Hope Y'all derin great!

How far is the gulf stream from the Georgia coast?
How come we really don't see much on this forum of trips to gulf stream from Ga.
Is it because nobody goes much? Nobody catches anything? Or the people who go don't use this forum?

How would Y'all compare the Ga snapper banks and live bottoms and publicly known gps coordinates around these areas with Florida offshore fishin or offshore fishin the from the Carolina's?
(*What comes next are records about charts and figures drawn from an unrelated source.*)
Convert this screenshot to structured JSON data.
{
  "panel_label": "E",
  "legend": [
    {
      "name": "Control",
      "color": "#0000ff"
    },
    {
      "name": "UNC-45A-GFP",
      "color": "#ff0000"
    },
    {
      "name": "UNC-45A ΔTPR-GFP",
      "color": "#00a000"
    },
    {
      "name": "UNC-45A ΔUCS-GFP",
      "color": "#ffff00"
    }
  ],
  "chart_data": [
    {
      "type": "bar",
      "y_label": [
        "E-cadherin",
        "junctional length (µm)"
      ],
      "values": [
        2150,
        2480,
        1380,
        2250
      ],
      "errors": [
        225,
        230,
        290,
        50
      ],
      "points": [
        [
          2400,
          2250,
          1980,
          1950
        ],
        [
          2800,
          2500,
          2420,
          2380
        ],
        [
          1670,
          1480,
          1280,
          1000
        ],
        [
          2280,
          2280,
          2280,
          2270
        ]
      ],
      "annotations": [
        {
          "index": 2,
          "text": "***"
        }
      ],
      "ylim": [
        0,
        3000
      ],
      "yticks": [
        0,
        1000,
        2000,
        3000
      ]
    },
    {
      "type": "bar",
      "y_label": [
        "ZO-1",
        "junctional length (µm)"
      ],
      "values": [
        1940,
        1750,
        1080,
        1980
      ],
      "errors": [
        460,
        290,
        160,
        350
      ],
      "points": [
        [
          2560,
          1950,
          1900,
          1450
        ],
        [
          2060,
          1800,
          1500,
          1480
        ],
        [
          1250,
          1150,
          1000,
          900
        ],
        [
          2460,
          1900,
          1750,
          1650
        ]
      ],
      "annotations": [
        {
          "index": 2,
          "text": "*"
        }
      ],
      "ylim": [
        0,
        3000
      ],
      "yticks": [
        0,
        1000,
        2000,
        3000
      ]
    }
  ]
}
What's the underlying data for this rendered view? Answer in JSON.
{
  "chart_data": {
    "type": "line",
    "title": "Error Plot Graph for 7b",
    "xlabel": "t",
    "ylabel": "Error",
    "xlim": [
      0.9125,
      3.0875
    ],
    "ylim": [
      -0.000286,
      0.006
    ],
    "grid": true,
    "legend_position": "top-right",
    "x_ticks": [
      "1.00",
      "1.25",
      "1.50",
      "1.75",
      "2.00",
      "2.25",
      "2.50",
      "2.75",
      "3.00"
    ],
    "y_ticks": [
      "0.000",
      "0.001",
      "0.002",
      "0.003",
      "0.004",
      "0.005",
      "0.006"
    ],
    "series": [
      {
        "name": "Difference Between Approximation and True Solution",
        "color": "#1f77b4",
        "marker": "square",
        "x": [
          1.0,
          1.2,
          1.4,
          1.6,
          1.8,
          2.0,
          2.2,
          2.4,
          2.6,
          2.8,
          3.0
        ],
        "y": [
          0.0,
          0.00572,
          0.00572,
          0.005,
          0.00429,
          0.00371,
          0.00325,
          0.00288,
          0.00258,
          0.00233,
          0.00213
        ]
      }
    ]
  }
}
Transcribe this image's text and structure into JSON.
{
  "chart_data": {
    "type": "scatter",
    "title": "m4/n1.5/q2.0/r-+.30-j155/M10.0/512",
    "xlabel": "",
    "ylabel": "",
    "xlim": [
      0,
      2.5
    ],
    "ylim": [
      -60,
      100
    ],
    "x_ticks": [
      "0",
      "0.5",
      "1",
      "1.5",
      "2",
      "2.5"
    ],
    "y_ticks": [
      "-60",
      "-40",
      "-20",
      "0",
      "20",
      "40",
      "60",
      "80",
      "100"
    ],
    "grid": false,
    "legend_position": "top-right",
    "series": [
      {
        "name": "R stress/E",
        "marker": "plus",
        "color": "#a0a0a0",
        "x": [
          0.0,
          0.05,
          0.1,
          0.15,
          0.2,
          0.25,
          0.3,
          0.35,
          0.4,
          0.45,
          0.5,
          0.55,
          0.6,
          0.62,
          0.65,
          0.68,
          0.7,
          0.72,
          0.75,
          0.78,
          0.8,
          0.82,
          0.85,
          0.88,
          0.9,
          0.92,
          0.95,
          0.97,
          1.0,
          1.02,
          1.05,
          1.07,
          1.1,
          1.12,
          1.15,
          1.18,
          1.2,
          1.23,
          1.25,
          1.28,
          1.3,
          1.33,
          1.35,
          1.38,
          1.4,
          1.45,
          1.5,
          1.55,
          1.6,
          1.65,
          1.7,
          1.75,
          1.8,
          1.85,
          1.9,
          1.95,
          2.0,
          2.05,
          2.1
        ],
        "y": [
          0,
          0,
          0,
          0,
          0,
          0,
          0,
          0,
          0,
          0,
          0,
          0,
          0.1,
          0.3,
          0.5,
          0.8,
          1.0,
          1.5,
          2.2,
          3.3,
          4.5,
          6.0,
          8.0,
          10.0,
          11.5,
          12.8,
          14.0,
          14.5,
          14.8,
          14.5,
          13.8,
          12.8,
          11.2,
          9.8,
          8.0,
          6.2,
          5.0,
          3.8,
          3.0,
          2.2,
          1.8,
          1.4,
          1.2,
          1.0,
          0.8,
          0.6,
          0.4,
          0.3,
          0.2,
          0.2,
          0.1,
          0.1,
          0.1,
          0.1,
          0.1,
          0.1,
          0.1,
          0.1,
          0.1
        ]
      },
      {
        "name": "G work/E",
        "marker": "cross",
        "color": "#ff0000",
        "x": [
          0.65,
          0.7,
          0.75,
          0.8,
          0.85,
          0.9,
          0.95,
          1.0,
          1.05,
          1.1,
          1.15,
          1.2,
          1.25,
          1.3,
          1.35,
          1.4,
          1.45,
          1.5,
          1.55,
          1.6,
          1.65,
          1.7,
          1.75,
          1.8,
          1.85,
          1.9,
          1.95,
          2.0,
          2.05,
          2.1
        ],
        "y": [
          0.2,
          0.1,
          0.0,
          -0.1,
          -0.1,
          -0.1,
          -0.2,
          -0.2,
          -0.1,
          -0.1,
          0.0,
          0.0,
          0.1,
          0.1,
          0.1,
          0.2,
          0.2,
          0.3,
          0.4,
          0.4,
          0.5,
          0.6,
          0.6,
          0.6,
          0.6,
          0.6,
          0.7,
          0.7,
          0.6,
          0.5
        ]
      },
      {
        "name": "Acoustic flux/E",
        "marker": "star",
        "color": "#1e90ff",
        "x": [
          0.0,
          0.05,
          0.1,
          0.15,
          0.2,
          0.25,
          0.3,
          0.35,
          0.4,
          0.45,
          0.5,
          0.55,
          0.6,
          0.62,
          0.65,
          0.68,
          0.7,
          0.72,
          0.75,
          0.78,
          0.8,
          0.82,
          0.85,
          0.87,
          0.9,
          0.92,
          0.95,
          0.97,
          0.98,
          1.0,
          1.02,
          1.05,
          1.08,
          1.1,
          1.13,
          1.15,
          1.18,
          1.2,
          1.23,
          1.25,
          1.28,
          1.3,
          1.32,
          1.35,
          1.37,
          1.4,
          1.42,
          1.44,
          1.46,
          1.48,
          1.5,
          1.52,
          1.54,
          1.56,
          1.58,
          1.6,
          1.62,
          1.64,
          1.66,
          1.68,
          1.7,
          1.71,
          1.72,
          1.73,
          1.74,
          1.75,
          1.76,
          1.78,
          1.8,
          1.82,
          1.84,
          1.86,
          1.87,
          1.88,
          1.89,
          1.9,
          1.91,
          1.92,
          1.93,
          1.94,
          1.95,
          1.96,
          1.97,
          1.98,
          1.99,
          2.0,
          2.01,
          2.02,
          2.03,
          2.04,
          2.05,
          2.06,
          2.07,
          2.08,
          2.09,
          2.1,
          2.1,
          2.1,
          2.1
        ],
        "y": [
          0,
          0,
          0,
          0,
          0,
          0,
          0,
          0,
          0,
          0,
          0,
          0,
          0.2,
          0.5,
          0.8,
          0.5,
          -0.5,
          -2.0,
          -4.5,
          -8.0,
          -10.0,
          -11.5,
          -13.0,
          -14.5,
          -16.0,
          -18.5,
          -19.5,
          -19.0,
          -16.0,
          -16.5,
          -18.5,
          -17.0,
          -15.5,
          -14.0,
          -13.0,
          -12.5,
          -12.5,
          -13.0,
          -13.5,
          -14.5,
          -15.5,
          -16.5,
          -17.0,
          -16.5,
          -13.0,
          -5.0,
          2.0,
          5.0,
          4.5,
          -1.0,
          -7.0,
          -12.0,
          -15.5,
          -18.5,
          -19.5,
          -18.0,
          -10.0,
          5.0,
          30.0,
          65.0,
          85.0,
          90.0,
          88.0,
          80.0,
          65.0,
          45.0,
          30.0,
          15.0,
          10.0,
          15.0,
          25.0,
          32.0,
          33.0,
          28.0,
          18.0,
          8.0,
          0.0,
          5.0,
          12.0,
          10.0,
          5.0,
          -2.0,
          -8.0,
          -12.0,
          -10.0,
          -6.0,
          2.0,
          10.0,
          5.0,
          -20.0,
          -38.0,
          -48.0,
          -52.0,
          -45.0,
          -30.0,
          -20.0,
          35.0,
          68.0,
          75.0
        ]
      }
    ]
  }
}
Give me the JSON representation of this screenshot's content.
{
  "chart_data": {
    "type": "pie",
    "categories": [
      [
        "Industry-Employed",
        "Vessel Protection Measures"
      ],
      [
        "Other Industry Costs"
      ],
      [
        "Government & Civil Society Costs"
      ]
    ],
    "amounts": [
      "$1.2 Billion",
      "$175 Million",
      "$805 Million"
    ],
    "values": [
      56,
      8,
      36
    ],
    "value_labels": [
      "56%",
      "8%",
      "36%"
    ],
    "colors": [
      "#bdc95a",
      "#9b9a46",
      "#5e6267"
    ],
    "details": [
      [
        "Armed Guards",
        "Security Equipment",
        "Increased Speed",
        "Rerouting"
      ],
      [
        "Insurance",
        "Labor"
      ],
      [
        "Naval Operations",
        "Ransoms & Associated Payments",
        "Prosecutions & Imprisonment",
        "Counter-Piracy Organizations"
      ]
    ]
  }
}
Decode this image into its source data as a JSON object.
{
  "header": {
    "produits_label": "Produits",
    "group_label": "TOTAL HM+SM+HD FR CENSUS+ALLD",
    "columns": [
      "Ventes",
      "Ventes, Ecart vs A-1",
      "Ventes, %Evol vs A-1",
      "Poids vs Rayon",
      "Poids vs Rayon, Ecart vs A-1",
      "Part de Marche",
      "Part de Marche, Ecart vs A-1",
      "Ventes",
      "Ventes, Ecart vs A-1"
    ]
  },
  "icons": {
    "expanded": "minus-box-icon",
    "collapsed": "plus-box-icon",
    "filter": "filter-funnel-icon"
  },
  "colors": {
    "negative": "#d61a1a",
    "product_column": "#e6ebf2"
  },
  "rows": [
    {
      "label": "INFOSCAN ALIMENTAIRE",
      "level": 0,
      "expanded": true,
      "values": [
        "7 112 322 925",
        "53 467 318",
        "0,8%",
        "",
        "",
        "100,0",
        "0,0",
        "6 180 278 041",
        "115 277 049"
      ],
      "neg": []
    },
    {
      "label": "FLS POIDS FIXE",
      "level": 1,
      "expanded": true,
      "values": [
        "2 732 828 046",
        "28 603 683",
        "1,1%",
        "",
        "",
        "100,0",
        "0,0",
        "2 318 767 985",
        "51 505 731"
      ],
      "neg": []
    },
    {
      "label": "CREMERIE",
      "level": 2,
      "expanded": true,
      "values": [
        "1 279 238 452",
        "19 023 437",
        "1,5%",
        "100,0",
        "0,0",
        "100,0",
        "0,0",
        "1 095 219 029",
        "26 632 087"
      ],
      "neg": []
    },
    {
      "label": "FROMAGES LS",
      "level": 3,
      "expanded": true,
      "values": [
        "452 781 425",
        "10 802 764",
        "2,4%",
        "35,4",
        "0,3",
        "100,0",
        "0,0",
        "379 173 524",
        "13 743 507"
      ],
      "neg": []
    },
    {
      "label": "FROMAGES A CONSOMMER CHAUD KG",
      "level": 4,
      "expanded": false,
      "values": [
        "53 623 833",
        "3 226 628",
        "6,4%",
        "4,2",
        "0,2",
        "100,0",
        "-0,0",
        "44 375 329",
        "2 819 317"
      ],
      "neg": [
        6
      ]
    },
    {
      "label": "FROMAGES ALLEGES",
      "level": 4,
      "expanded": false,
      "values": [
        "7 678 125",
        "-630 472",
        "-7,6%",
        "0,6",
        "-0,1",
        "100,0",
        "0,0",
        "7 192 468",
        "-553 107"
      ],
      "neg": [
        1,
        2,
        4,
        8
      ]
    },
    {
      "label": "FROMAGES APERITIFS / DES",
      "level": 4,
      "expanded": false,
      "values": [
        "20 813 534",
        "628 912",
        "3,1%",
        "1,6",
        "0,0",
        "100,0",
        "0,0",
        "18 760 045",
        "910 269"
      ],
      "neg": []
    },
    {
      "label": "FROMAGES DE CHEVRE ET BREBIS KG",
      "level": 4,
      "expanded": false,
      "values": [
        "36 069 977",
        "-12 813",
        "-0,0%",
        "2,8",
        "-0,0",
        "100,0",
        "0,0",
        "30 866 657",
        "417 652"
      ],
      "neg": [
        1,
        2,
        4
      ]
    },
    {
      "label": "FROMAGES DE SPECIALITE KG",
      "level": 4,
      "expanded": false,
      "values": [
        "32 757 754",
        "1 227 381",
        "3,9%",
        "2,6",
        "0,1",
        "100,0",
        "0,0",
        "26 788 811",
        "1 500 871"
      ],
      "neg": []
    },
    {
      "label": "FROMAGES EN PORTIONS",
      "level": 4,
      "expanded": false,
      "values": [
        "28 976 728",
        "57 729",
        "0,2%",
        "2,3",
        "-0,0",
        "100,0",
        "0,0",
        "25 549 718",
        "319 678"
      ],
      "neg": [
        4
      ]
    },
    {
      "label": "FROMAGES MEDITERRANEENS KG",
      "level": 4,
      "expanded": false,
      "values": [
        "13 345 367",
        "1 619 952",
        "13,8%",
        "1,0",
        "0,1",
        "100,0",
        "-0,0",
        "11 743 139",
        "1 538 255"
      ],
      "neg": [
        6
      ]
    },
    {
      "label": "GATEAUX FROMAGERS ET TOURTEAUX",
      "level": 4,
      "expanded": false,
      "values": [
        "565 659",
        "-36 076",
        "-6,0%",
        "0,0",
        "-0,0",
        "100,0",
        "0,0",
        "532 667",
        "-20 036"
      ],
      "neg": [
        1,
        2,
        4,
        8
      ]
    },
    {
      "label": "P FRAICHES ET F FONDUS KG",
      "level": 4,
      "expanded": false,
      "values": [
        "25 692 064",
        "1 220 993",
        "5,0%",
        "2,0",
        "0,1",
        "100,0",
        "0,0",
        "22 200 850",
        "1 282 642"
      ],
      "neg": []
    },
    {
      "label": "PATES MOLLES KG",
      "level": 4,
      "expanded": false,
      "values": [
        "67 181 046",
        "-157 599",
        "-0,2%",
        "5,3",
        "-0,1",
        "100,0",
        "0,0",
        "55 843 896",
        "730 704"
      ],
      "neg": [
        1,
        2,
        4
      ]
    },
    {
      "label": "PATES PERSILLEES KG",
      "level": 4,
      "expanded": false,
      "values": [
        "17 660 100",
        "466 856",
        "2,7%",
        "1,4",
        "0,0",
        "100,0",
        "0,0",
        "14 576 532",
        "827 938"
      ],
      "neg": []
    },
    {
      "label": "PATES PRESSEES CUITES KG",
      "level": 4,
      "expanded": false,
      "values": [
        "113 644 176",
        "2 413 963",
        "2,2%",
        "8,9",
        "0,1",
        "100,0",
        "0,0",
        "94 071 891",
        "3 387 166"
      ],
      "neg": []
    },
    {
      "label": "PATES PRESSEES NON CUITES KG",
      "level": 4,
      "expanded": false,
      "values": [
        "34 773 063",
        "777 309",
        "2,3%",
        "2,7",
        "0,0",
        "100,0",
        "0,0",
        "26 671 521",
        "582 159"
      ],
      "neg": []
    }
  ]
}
Thanks for any help and knowledge!!!!!!!!!!
I've seen a few you tube video's of Georgia offshore fishin. A mahi video from the gulf stream was really impressive to me.


----------



## jasper181

I fish the stream out of coastal Georgia on a regular basis including tournaments. It is a long haul out, around 70 +/- to the south ledge from where im located. So fuel cost, boat size and length of trip deter a lot of folks from the trip. The fishing is fantastic the right time of year, dolphin, tuna, wahoo and the occasional billfish are on the menu.


----------



## sea trout

Wow thanks!!
70 miles is a looooong haul!
Is the water predictable for the ride back or not so much??
Are you a charter captain?


----------



## oldenred

The fishing can be great. Snapper banks around 40 miles offshore and gulf stream starts around 60 miles. Really depends on where you leave out of. There are some other forums that focus more on offshore fishing than this one. When I get the boat up and runnin your more than welcome to go out with me just split gas and bait.


----------



## sea trout

hey man i thought you just got that boat last year?
 Thanks for the offer! 
How much gas does your boat hold?
Thanks man!!!


----------



## oldenred

sea trout said:


> hey man i thought you just got that boat last year?
> Thanks for the offer!
> How much gas does your boat hold?
> Thanks man!!!



The new tank will hold 170 gallons but doubt I will ever burn 100 a day unless I spend all day high speed trollin for hoo's. In the middle of puttin in a new transom, stringers and fuel tank.


----------



## sea trout

Cool man thats a very nice size tank! I always like more than enough when it comes to gas and not seeing land


----------



## oldenred

sea trout said:


> Cool man thats a very nice size tank! I always like more than enough when it comes to gas and not seeing land



You and me both!


----------



## oldenred

If you got facebook check out that new group I posted up. More offshore fishing in there.


----------



## jasper181

sea trout said:


> Wow thanks!!
> 70 miles is a looooong haul!
> Is the water predictable for the ride back or not so much??
> Are you a charter captain?


 
Im not a charter captain , once upon a time I charter fished out of PCB. As far as the weather it is important to see what the forecast shows, of course it will get worse around a squall. We have had some rough days making only 12 knots or so on the way out, it makes for a looong trip.


----------



## Uptonongood

To fish the Gulfstream means leaving at zero dark thirty, running for maybe two and a half hours.  You fish for four hours, maybe five, and run two and a half hours back if seas are calm. It makes for a very long day but hit it right and the wahoo, dolphin and maybe a marlin can make it an epic trip.  Going that far, it's best to have two boats making the trip or atleast two motors on the boat.  The water color is cobalt blue, absolutel increible.  If you can, do it at least once, you won't forget it.


----------